What You Can Actually Do
If you’re in a position to influence this at your company, here’s the short playbook:
- Use AI yourself, every day. You can’t lead this if you don’t understand it. Pay for a subscription - if you really want to explore, pay for the highest tier for a month and see what happens. And don’t give it simple tasks. Give it the hardest thing you have to do that week. Time box it to 30 minutes if you want, but throw your hardest problem at it. You need to understand the frontier of what’s possible, not just what always works.
- Start with pain points, not “AI projects.” Don’t go looking for places to use AI. Look at what’s frustrating people, what’s slow, what’s expensive. Then see if AI helps. That’s a very different starting point.
- Actually change the incentives. Put AI usage in performance reviews. Make it visible. If your systems still reward “don’t break anything,” adoption will stay shallow.
- Give people time to learn. Not a training day. Real, ongoing time to experiment and get reps in.
- Share what’s working. When someone figures something out, tell people. Small wins build momentum and give others permission to try.
- Look at your customers’ problems. What couldn’t you solve before because the tools didn’t exist? That’s where the real value is.
- Make time to learn. This space moves fast. You don’t need to be on the bleeding edge, but you need to spend real time yourself understanding what’s changing. The AI Daily Brief is a good place to start - find the 10 most popular episodes from the last six months and listen to them all.
Back to My Friend’s Question
Are enterprises looking at this wrong? Yes, but maybe not just in the way you’d expect. It’s not only about misunderstanding the value. It’s about misunderstanding what it takes to actually capture that value.
On the technical side, people need real time to understand what these tools can do. And they need to make the connection between those capabilities and the problems their customers actually have - not just efficiency gains, but new ways to grow the business.

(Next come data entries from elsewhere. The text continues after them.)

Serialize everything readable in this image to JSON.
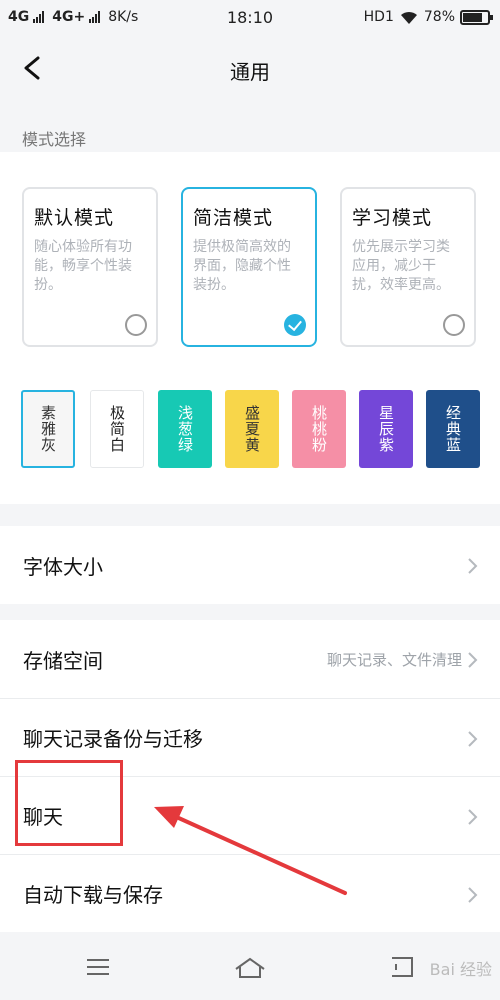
{
  "status_bar": {
    "net1": "4G",
    "net2": "4G+",
    "speed": "8K/s",
    "time": "18:10",
    "hd": "HD1",
    "battery": "78%",
    "battery_level": 0.78
  },
  "header": {
    "title": "通用"
  },
  "mode_section": {
    "label": "模式选择",
    "cards": [
      {
        "name": "默认模式",
        "desc": "随心体验所有功能，畅享个性装扮。",
        "checked": false
      },
      {
        "name": "简洁模式",
        "desc": "提供极简高效的界面，隐藏个性装扮。",
        "checked": true
      },
      {
        "name": "学习模式",
        "desc": "优先展示学习类应用，减少干扰，效率更高。",
        "checked": false
      }
    ],
    "themes": [
      {
        "label": "素雅灰",
        "bg": "#f6f6f6",
        "fg": "#333333",
        "selected": true
      },
      {
        "label": "极简白",
        "bg": "#ffffff",
        "fg": "#222222",
        "selected": false
      },
      {
        "label": "浅葱绿",
        "bg": "#17c9b4",
        "fg": "#ffffff",
        "selected": false
      },
      {
        "label": "盛夏黄",
        "bg": "#f8d64a",
        "fg": "#333333",
        "selected": false
      },
      {
        "label": "桃桃粉",
        "bg": "#f58fa6",
        "fg": "#ffffff",
        "selected": false
      },
      {
        "label": "星辰紫",
        "bg": "#7447d8",
        "fg": "#ffffff",
        "selected": false
      },
      {
        "label": "经典蓝",
        "bg": "#1f4f8a",
        "fg": "#ffffff",
        "selected": false
      }
    ]
  },
  "settings": {
    "font_size": "字体大小",
    "storage": "存储空间",
    "storage_hint": "聊天记录、文件清理",
    "backup": "聊天记录备份与迁移",
    "chat": "聊天",
    "auto_download": "自动下载与保存"
  },
  "watermark": "Bai 经验",
  "colors": {
    "accent": "#27b3e0",
    "annotation": "#e4393c"
  }
}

On the organizational side, have they thought about whether they need to fundamentally reshape how their teams are organized? Have they thought about empowering people on the ground level to come up with ideas more than ever before? The companies that get this right will need to get both sides right - the technology and the organizational change that comes with it.
There’s a lot to change here. The gap between companies that figure this out and companies that don’t is going to get wide fast.